= Bertold Brühaven =

Bertold Brühaven (Bertoldus Bruhave), also known as Berthold von Brühaven or Berthold von Bruehaven, was a Teutonic knight hailed from the then Duchy of Austria; served in Prussia as the Komtur of Balga in 1288-1289, the first Komtur of Ragnit in 1289, then the Komtur of Königsberg in from 1289 to 1302.

Bertold Brühaven's military career is emphasized in two versions of The Chronicle of the Prussian Land by Peter of Dusburg and Nikolaus von Jeroschin.

In 1291, as the Komtur of Königsberg, Bertold Brühaven organized and fulfilled a successful raid against the Grand Duchy of Lithuania in the region of Junigeda, which is described by Peter of Dusburg and Nikolaus von Jeroschin in their chronicles:

In the year of our Lord 1291 on the Day of our Lady known as Candlemas, Brother Bertold Brühaven, that ever reliable warrior for God, took 1,500 brothers and armed men and set off with them into Lithuania.... [H]e reached the area called Junigeda, which he attacked ferociously, burning and looting it and also killing or taking prisoner approximately 700 heathen men and women.

Later that year, at the head of 1,000 men he raided the same area again to storm the castle of the same name. The storm was repulsed by the Lithuanians, and then Bertold Brühaven changed the direction of the attack: his army stormed and captured the castle of Medraba.
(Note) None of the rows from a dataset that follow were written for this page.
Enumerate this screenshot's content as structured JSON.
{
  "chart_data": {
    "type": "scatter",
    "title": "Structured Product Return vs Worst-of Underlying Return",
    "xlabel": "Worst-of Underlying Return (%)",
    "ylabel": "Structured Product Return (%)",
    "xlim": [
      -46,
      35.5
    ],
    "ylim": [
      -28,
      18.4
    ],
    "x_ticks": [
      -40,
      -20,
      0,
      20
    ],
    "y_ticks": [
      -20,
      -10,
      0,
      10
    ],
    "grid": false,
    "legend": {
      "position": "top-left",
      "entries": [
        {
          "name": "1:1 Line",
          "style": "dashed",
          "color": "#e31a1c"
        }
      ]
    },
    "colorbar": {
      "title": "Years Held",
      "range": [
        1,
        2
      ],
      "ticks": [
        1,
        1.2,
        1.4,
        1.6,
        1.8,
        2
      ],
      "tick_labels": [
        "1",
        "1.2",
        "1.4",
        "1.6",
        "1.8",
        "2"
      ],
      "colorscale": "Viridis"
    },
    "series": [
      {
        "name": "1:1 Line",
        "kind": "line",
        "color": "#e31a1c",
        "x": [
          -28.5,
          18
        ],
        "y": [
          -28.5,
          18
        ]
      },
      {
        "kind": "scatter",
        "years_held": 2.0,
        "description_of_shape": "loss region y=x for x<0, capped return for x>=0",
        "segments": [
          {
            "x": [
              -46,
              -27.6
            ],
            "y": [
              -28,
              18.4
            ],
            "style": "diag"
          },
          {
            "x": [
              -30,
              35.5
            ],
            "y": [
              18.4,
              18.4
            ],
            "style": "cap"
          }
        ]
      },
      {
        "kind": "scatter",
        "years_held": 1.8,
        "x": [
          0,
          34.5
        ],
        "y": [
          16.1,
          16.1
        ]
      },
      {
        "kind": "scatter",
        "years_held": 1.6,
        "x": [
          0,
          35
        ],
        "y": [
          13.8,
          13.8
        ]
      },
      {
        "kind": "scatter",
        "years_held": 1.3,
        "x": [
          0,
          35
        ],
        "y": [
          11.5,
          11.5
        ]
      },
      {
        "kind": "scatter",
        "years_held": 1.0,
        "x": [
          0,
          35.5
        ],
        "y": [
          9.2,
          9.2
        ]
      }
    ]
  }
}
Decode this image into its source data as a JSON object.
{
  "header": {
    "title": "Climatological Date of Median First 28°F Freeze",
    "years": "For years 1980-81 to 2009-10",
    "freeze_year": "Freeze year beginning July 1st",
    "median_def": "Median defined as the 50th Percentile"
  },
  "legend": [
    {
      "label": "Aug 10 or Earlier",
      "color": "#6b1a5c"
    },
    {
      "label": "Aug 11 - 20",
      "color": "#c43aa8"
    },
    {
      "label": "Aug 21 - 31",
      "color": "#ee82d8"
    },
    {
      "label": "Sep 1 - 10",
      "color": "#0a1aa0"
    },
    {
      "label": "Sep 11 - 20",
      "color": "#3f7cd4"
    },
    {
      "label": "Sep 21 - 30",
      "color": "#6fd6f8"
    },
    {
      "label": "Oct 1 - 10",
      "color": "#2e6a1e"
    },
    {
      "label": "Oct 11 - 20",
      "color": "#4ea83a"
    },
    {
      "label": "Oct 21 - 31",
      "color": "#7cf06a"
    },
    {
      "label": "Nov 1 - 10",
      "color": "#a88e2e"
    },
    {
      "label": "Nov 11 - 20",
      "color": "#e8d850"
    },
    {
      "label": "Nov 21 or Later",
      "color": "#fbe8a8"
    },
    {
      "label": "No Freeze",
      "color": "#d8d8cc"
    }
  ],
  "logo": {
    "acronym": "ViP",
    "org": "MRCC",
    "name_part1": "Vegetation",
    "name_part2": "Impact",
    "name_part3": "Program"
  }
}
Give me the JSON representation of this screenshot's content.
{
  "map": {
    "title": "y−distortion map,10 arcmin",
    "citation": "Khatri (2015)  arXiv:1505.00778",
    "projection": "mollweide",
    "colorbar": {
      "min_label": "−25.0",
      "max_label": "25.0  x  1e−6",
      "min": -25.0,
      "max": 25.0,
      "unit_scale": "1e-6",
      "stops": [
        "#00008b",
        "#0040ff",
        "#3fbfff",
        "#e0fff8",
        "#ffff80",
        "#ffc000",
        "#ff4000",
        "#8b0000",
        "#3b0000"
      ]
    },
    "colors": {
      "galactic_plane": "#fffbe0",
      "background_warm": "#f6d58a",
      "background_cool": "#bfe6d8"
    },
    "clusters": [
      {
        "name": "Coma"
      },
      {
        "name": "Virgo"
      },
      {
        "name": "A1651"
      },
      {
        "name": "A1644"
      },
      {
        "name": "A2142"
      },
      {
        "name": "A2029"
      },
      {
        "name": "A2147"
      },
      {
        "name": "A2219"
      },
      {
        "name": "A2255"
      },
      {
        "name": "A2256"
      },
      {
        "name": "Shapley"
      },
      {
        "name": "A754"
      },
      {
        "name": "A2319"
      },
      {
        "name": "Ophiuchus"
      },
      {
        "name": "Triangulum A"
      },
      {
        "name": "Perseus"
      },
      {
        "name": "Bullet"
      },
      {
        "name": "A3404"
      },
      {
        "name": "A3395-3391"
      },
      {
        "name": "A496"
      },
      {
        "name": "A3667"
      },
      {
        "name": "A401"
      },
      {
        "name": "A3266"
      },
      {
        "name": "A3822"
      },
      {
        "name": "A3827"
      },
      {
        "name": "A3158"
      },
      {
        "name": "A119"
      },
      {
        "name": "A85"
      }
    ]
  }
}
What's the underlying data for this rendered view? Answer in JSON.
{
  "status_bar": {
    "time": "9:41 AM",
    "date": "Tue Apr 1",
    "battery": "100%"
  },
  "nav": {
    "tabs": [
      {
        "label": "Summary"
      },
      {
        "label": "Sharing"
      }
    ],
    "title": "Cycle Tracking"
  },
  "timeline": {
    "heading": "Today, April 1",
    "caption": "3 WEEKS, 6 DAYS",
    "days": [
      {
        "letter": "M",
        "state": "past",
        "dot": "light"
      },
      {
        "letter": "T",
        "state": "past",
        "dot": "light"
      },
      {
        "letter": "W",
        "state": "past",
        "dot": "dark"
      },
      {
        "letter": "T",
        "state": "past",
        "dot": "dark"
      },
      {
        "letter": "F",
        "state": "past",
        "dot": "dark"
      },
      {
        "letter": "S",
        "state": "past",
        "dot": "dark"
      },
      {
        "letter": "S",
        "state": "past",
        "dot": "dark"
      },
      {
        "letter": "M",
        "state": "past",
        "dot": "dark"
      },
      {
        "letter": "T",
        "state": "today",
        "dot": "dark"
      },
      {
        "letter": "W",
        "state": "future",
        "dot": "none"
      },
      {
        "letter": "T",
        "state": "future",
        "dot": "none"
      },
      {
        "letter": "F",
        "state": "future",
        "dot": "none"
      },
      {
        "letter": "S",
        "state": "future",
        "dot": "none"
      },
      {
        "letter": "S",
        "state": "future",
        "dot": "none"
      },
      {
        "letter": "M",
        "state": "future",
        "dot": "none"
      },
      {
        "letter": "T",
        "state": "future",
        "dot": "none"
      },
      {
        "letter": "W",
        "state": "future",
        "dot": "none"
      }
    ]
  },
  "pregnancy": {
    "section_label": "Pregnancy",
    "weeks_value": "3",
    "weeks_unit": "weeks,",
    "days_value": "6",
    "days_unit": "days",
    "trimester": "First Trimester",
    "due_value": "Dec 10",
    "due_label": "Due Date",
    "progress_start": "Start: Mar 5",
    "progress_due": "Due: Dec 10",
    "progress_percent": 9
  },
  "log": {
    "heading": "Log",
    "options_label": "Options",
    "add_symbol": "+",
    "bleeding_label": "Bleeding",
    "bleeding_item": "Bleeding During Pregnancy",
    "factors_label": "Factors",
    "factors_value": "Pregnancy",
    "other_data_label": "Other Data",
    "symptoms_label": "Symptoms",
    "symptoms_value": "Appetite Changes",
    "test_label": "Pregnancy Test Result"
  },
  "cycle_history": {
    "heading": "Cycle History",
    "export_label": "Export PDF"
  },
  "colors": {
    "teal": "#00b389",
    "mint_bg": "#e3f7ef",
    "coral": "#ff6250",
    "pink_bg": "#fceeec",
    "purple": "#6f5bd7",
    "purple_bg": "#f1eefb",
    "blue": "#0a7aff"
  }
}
As Peter of Dusburg and Nikolaus von Jeroschin report,

[H]e ... went to the castle at Medraba ... and stormed it relentlessly until he captured it from the control of the enemy, killing or taking prisoner everyone he found there. Having achieved this he burned down the castle and returned home.

In 1298, during a rivalry with the Archbishops of Riga for mastery in Livonia, Bertold Brühaven was sent at the head of a large force to assist the Livonian branch of the Order. As Peter of Dusburg and Nikolaus von Jeroschin report,

Grand Master Gottfried von Hohenlohe ... heard what difficulties the arrogant Rigans were inflicting on the brothers, he sent Brühaven with a big force of brothers and armed men to Livonia to help and protect the brothers.... When Brühaven had arrived from Prussia with his army he joined all the Livonians with their arms and together they turned against the people, besieging Neuermühlen on the feast day of the Apostles St Peter and St Paul and beginning a ferocious battle which saved Neuermühlen from further harm and created many widows in the town of Riga.... [T]he brothers hacked at and killed ... more than 4,000 besides those who barely escaped with serious wounds.

Being the Komtur of Königsberg, Bertold Brühaven was wondering if he could to keep the vow of Clerical celibacy he took when he joined the Order. Hence, he decided to test himself. As the abovementioned chronicles both by Peter of Dusburg and Nikolaus von Jeroschin go,

After long consideration, he decided that poverty and obedience were tolerable, but chastity terrified him, because no-one can ever live chastely unless God makes it possible. He decided to find out in advance whether he would be capable of withstanding this way of life; he tried an amazing experiment with temptation. He chose a gentle, well brought-up young girl, whose beauty was unequalled in that region, and he lay naked in bed with her virtually every night. This went on for a full year and yet, as the girl later swore on oath, and as was proved by the physical signs of her virginity, he had not deflowered her or ever treated her immodestly, but had left her as he found her. These events are wonderful and miraculous. God gave Samson great strength, King David holiness, Solomon wisdom, but that was not enough to save them in their day: they were defeated by feminine wiles which made them do evil and laid them low. This brother, however, freely sought out the company of a woman and yet abstained from sinful contact with her. For this reason, if I dared, I would say that he was holier than David, much stronger than Samson and much wiser than Solomon in his conduct and worthy of great praise.